Scalability & Next Steps



Following the pilot initiative, a scalability roadmap was developed, outlining potential partners and a strategic plan for expansion across London. This approach focuses on forming clusters of restaurant groups that adopt and integrate this model, fostering collective transformation.
Each testing and expansion phase assesses restaurants based on the triple bottom line—environmental, social, and financial impact—to ensure viability across different categories. Data from real-time operational testing could then inform food policies and industry standards, making sustainability transitions more accessible for restaurants citywide.

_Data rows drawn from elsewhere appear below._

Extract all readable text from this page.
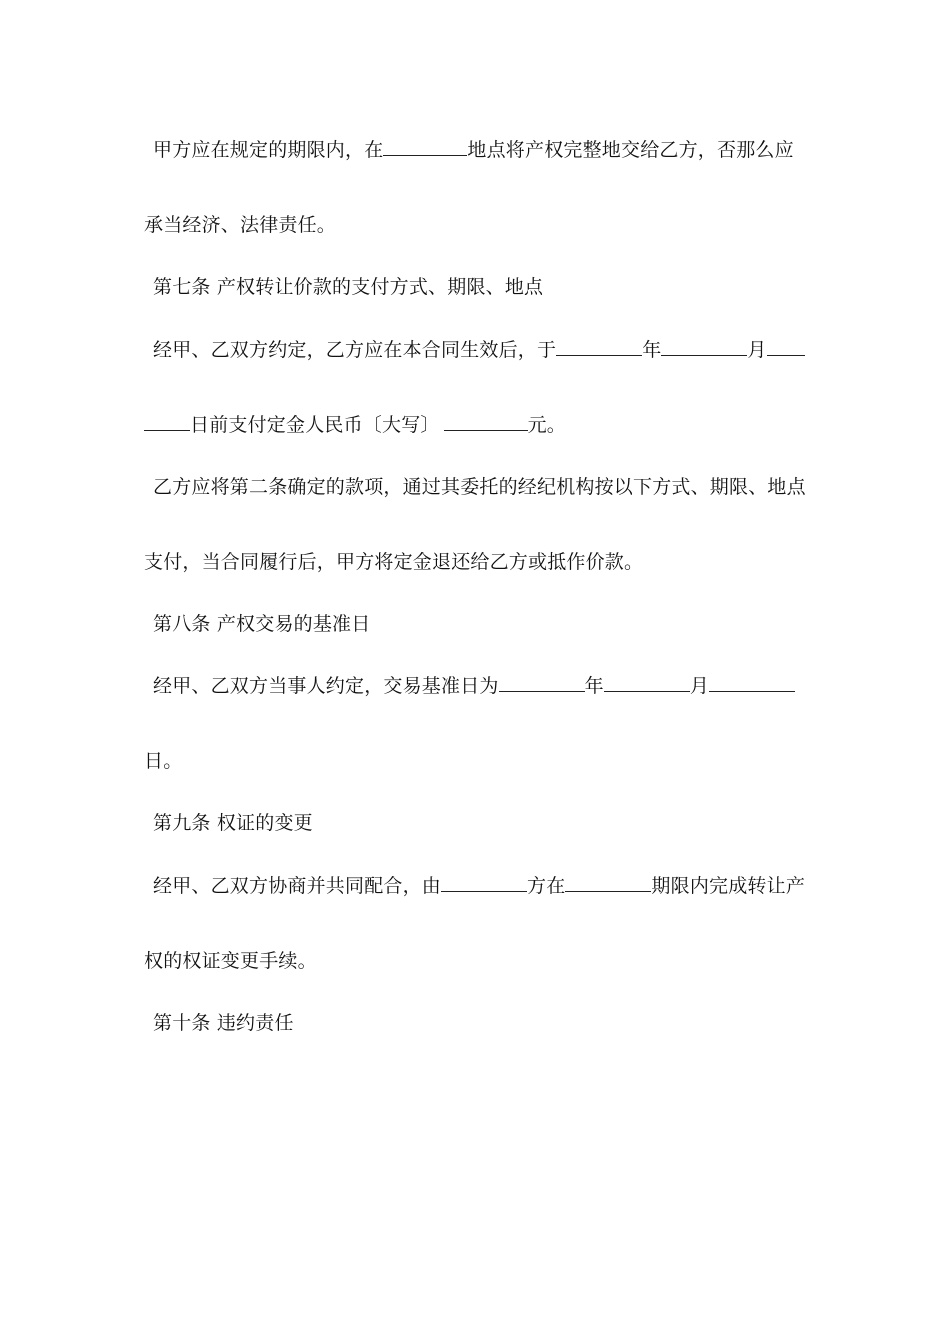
甲方应在规定的期限内，在	地点将产权完整地交给乙方，否那么应
承当经济、法律责任。
第七条 产权转让价款的支付方式、期限、地点
经甲、乙双方约定，乙方应在本合同生效后，于	年	月
日前支付定金人民币〔大写〕	元。
乙方应将第二条确定的款项，通过其委托的经纪机构按以下方式、期限、地点
支付，当合同履行后，甲方将定金退还给乙方或抵作价款。
第八条 产权交易的基准日
经甲、乙双方当事人约定，交易基准日为	年	月
日。
第九条 权证的变更
经甲、乙双方协商并共同配合，由	方在	期限内完成转让产
权的权证变更手续。
第十条 违约责任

Given the six-month timeline of the project, the next step would be real-world testing to refine and adapt the strategy before broader implementation.
Impact & Future Vision
By closing resource loops, enhancing staff engagement, and aligning sustainability with profitability, the Pulse Initiative envisions a restaurant industry that is not only more resilient but actively contributes to a circular, regenerative food system.By embedding sustainability into daily operations and adopting a staff-centric approach, it demonstrates how behavioral change and accountability across all organisational levels are key to lasting transformation. Stakeholder insights reinforce the importance of engaging employees to drive systemic change.
While the proposed strategies establish a strong foundation, time constraints limited extensive testing. The findings emphasize the need for policy interventions to facilitate scalable implementation. Future research could explore a Policy Recommendation Framework to provide actionable guidance for easing restaurant transitions toward sustainability.By integrating staff engagement, operational strategies, and supportive policies, this project illustrates how restaurants can serve as catalysts for broader food system transformation. London’s restaurant sector, in particular, has the potential to lead by example, fostering resilience and contributing to global sustainability goals.